A grainy satellite image loaded. It showed a small, ramshackle dock on the Paraguay River. Tied to the dock was a boat. And on the boat, unmistakable even in pixelated low-res, was a duck. A massive, unnervingly still wooden duck, its paint peeling, one eye a dark, empty socket.

Aris grabbed his phone. Before he could dial, a second notification arrived. This one was a single audio file, titled QUACKPREP.RG_VOICE.

The line went dead.

Aris leaned closer. The duck’s beak was slightly open. And inside the beak, barely visible, was a test tube wrapped in lead foil.

Suddenly, the duck’s empty eye socket flickered. A red light bloomed from within. The image sharpened, and Aris felt his blood run cold. The duck wasn't just a marker—it was a collector . A rudimentary, low-tech drone built from scrap wood and stolen servos. Someone had programmed it to sit, motionless, for weeks at a time, sampling the river water every twelve hours.

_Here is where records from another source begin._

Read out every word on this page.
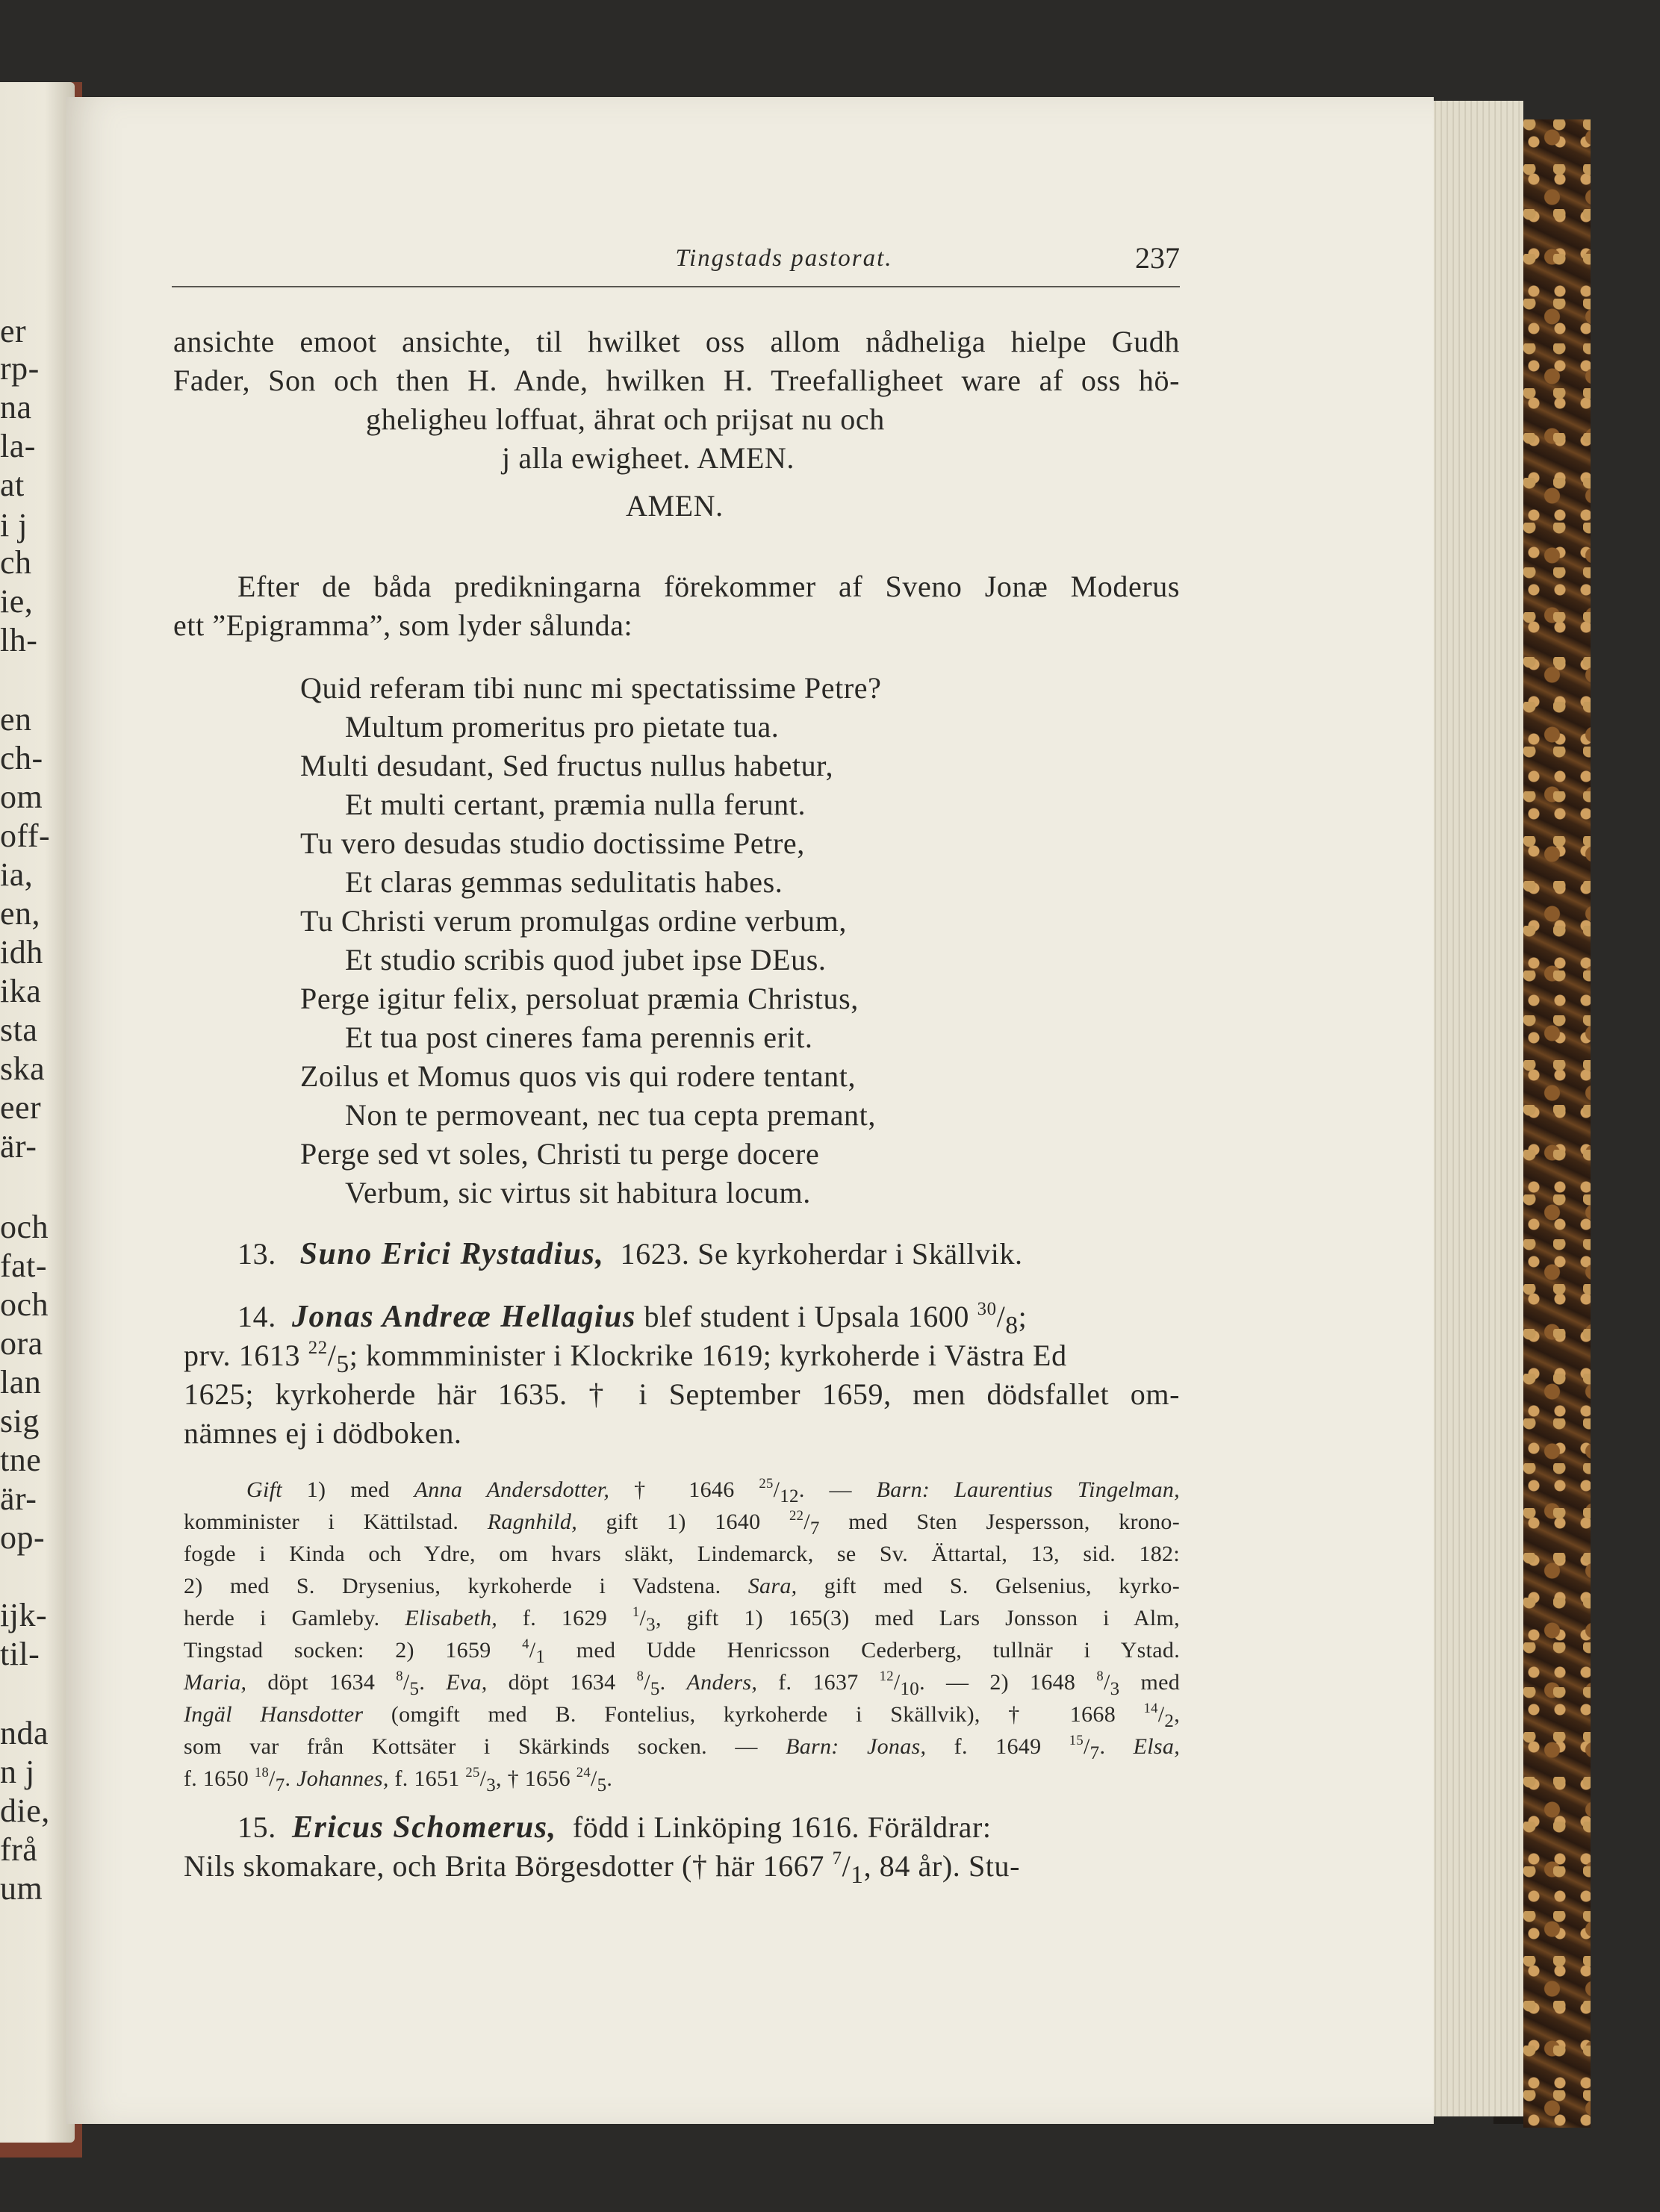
er
rp-
na
la-
at
i j
ch
ie,
lh-
en
ch-
om
off-
ia,
en,
idh
ika
sta
ska
eer
är-
och
fat-
och
ora
lan
sig
tne
är-
op-
ijk-
til-
nda
n j
die,
frå
um
Tingstads pastorat.	237
ansichte emoot ansichte, til hwilket oss allom nådheliga hielpe Gudh
Fader, Son och then H. Ande, hwilken H. Treefalligheet ware af oss hö-
gheligheu loffuat, ährat och prijsat nu och
j alla ewigheet. AMEN.
AMEN.
Efter de båda predikningarna förekommer af Sveno Jonæ Moderus
ett ”Epigramma”, som lyder sålunda:
Quid referam tibi nunc mi spectatissime Petre?
Multum promeritus pro pietate tua.
Multi desudant, Sed fructus nullus habetur,
Et multi certant, præmia nulla ferunt.
Tu vero desudas studio doctissime Petre,
Et claras gemmas sedulitatis habes.
Tu Christi verum promulgas ordine verbum,
Et studio scribis quod jubet ipse DEus.
Perge igitur felix, persoluat præmia Christus,
Et tua post cineres fama perennis erit.
Zoilus et Momus quos vis qui rodere tentant,
Non te permoveant, nec tua cepta premant,
Perge sed vt soles, Christi tu perge docere
Verbum, sic virtus sit habitura locum.
13. Suno Erici Rystadius, 1623. Se kyrkoherdar i Skällvik.
14. Jonas Andreæ Hellagius blef student i Upsala 1600 $^{30}/_8$;
prv. 1613 $^{22}/_5$; kommminister i Klockrike 1619; kyrkoherde i Västra Ed
1625; kyrkoherde här 1635. † i September 1659, men dödsfallet om-
nämnes ej i dödboken.
Gift 1) med Anna Andersdotter, † 1646 $^{25}/_{12}$. — Barn: Laurentius Tingelman,
komminister i Kättilstad. Ragnhild, gift 1) 1640 $^{22}/_7$ med Sten Jespersson, krono-
fogde i Kinda och Ydre, om hvars släkt, Lindemarck, se Sv. Ättartal, 13, sid. 182:
2) med S. Drysenius, kyrkoherde i Vadstena. Sara, gift med S. Gelsenius, kyrko-
herde i Gamleby. Elisabeth, f. 1629 $^1/_3$, gift 1) 165(3) med Lars Jonsson i Alm,
Tingstad socken: 2) 1659 $^4/_1$ med Udde Henricsson Cederberg, tullnär i Ystad.
Maria, döpt 1634 $^8/_5$. Eva, döpt 1634 $^8/_5$. Anders, f. 1637 $^{12}/_{10}$. — 2) 1648 $^8/_3$ med
Ingäl Hansdotter (omgift med B. Fontelius, kyrkoherde i Skällvik), † 1668 $^{14}/_2$,
som var från Kottsäter i Skärkinds socken. — Barn: Jonas, f. 1649 $^{15}/_7$. Elsa,
f. 1650 $^{18}/_7$. Johannes, f. 1651 $^{25}/_3$, † 1656 $^{24}/_5$.
15. Ericus Schomerus, född i Linköping 1616. Föräldrar:
Nils skomakare, och Brita Börgesdotter († här 1667 $^7/_1$, 84 år). Stu-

It was 3:47 AM when the notification pinged on Dr. Aris Thorne’s encrypted terminal.

A woman’s voice, calm and Southern-accented, said: "Doctor Thorne. By now you’ve realized the duck isn’t a joke. It’s a warning. My name is Dr. Lila Vance. I built that thing five years ago, before they buried my lab and my reputation. The prion you’re looking at? It has a trigger. A sound frequency, exactly 9.2 Hz. When it plays, every sample in a ten-mile radius activates simultaneously. And there are three hundred ducks just like mine, hidden in every major waterway on Earth. They called my research 'quack prep'—a mockery. But the prep was real. The question is: who’s about to press play?"

A grainy satellite image loaded. It showed a small, ramshackle dock on the Paraguay River. Tied to the dock was a boat. And on the boat, unmistakable even in pixelated low-res, was a duck. A massive, unnervingly still wooden duck, its paint peeling, one eye a dark, empty socket.